November 1st, 2023 at 11:01 AM ^

There are very few good NFL head coaches who's accomplishments didn't coincide with an exceptional QB. 

Bill Walsh had Montana & Young

Chuck Knoll had Bradshaw

Jimmy Johnson had Aikman

Mike Tomlin had Roethlisberger

Andy Reid had Donovan McNabb and now Mahomes

Mike Holmgren had Brett Favre

Sean Payton had Drew Brees

Bill Parcells had Phil Simms

Trying to argue who made who is useless. It takes both. 

And if anyone brings up Brian Billick and Trent Dilfer, Ray Lewis is going to come after you. 

LeCheezus

November 1st, 2023 at 5:07 PM ^

Gibbs is a bad example and you know it.  That's barely modern football, especially on the passing side of the ball.  That's like me saying Joe Montana is an average QB because of his numbers pale in comparison to the top 10 QB's starting in 2023.  

The point stands that almost all successful long run NFL coaches had long runs with good quarterbacks.  The ones that didn't had teams that were exceptional at something else.  

ESPN did a very interesting article a year or two back breaking Brady's career into 3 distinct eras.  The first, which I think had the first 3 super bowl wins, were very much defensively led teams and were certainly not carried by Brady.  The whole "Tom Brady wasn't Tom Brady at Michigan" can be extended to "Tom Brady wasn't Tom Brady until ~2006."

Hensons Mobile…

November 1st, 2023 at 10:58 PM ^

I will hear no such blasphemy of Joe Gibbs.

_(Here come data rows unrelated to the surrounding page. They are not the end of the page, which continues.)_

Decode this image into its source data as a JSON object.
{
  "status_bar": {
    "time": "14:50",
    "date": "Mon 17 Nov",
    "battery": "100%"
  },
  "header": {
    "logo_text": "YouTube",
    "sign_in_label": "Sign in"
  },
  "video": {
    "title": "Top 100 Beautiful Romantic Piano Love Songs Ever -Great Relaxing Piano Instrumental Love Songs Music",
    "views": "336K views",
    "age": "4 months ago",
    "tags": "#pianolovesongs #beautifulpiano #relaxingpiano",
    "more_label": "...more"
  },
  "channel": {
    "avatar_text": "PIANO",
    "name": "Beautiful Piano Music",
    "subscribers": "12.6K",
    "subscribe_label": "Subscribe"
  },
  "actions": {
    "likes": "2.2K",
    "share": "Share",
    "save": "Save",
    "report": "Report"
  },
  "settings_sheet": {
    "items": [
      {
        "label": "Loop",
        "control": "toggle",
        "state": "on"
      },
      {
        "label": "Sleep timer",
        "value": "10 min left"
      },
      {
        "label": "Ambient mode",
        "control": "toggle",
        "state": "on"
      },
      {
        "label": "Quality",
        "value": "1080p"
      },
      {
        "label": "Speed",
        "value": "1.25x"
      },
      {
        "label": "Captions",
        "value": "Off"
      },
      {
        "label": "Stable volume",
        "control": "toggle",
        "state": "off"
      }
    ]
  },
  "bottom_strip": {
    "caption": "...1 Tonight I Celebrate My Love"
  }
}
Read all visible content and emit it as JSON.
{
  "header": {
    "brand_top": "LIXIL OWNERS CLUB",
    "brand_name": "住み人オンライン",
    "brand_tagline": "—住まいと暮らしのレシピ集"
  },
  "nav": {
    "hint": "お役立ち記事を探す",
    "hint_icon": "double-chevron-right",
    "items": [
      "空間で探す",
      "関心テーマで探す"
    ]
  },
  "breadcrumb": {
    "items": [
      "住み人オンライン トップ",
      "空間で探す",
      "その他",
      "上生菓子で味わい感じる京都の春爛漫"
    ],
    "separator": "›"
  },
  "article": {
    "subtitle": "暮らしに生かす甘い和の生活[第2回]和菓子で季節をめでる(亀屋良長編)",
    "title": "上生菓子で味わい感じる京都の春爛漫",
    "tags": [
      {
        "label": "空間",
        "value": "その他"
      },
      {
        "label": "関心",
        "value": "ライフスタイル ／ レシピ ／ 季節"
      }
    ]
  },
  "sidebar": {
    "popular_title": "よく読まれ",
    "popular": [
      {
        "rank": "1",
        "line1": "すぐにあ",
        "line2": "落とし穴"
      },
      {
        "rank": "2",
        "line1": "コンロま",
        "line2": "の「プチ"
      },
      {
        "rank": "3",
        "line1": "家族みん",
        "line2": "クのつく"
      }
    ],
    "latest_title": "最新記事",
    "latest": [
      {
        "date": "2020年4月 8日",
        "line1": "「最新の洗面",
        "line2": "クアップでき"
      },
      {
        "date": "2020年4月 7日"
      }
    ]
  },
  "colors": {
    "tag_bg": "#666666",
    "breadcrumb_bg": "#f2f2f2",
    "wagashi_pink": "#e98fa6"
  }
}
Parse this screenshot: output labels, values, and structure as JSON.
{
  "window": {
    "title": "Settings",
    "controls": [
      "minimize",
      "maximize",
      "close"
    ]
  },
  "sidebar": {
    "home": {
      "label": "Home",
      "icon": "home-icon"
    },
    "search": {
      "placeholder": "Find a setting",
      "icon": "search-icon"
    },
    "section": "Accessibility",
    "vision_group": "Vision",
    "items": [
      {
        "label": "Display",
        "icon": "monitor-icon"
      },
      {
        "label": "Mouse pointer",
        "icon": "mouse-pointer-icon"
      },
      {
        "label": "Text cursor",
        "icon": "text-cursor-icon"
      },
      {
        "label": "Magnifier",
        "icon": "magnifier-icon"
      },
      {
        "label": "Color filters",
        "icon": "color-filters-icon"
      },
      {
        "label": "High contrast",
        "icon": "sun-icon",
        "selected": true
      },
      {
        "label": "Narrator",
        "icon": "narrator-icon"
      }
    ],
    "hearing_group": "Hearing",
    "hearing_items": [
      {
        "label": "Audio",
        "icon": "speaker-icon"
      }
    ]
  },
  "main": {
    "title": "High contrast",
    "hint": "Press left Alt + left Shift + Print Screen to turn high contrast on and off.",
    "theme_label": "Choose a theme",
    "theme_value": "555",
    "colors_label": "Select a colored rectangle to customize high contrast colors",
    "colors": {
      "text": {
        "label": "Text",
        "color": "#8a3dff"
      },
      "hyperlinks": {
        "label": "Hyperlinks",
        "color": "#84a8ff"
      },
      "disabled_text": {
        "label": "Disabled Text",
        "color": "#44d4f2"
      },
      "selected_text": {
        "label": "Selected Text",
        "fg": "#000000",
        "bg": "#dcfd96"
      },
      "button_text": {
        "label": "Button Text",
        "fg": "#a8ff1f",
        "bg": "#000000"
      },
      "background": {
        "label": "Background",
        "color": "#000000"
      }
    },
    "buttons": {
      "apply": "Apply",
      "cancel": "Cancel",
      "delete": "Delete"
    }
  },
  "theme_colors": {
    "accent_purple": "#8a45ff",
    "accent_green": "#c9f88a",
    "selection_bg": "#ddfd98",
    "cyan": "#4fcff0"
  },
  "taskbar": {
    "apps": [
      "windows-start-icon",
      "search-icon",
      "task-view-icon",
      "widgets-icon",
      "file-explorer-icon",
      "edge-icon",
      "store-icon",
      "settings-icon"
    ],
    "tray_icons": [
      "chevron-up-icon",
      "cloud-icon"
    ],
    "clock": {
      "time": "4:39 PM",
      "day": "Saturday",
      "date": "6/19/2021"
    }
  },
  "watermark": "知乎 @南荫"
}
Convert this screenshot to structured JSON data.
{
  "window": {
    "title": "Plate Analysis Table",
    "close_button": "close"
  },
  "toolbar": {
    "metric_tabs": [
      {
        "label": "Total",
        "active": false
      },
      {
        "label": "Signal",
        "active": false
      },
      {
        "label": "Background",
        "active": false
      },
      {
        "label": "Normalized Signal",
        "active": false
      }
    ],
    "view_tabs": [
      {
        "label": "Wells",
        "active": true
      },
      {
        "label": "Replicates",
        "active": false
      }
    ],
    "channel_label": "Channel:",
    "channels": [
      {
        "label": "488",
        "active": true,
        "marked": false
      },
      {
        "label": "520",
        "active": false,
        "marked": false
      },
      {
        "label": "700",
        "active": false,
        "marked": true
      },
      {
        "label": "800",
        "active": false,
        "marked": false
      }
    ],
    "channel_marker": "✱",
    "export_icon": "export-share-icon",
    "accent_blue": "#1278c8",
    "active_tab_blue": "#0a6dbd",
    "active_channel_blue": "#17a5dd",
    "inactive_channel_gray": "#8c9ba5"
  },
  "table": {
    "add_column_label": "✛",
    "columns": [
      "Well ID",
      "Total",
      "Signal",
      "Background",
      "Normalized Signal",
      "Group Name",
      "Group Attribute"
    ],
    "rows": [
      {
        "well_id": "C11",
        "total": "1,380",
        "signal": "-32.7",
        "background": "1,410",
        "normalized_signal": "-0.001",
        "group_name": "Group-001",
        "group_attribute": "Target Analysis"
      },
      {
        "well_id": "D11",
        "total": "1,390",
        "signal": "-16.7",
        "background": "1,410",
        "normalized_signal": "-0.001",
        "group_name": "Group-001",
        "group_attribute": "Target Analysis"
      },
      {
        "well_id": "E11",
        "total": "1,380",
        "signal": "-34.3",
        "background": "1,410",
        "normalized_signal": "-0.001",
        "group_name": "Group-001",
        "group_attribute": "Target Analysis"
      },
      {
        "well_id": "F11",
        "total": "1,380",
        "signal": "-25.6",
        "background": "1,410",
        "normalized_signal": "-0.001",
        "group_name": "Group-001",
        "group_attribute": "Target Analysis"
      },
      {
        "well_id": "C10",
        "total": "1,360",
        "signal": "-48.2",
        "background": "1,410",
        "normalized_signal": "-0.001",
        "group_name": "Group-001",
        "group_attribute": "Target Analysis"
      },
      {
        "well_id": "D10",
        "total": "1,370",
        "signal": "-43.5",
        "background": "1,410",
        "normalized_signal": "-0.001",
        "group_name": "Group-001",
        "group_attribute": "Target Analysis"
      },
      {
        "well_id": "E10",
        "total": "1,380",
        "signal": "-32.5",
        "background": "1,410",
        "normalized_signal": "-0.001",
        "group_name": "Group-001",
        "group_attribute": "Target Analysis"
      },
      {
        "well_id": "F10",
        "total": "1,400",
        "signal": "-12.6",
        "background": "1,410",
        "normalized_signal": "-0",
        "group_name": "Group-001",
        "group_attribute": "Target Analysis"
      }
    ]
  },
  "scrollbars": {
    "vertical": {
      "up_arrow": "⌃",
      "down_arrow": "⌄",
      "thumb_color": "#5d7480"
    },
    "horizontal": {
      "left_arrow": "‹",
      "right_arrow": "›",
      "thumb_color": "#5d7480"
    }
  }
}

I responded to a post that mentioned Bill Parcels, Bill Walsh, and Chuck Knoll. I think bringing up Joe Gibbs was pretty in-bounds.

And to your point that "almost all successful long run NFL coaches had long runs with good quarterbacks" is exactly why I mention Gibbs.

So yes, other than the excellent example of Gibbs that I provided, and Parcells as I also noted above, very few (if any) other great coaches had such sustained success without a HOF QB. So using that as criteria would eliminate almost all coaches from being above average coaches, which is statistically impossible.

SO FINE!

Bill Belichick is an above average coach who deserves credit for having drafted, kept, helped develop, and started Brady.

But in reality, he held Brady back, refusing to give him weapons on offense, with the exception of 2007 when he got to play with Randy Moss and had 50 TDs. The only other two seasons where he even reached 40 TDs were in Tampa Bay.

GLORY

November 1st, 2023 at 6:14 AM ^

Brady always made everyone around him better.  Now in his absence, teams/coaches/players are realizing his true value.  There's no doubt Belichick is a great coach, but It's safe to say there's no longer a much debate on who had more influence in the Patriots dynasty.

LeCheezus

November 1st, 2023 at 5:11 PM ^

Tom Brady wasn't an elite level passer until several years into his NFL career.  The early Patriots SB's with Brady and Belichick were very much defensive teams.  Not Ravens winning the SB with Trent Dilfer level, but the early SB's were not won by TOM MF'ING BRADY like the later years.

Blau

November 1st, 2023 at 9:57 AM ^

The more I think about what makes HC successful is less about X's and O's or schemes and more about the culture of a team starting from the coaching staff.

The Lions are a good example here with two recent coaching stints. Matt Patricia was being heralded as the next coaching wunderkind in New England and was the top candidate across the board for NFL teams looking for a HC. It was pretty clear that by the time he was let go, that he had lost the respect of his team and the ownership no matter how good he thought he was at scheming the opposition. 

Enter Dan Campbell, who many proclaimed as a meathead, rah-rah type of guy without the coaching acumen of his peers and the results speak for themselves. Having Ben Johnson helps and Aaron Glenn seems to have righted the ship on defense but give me a coach that all 53 players want to play for every down, every game, and you should find success. He did a recent sit down interview before the last MNF game and was close to tears talking about his first year in Detroit going 3-13 and how the team never quit and he truly loved coaching that specific team regardless of their record. That's a far cry from anything McDaniels has done.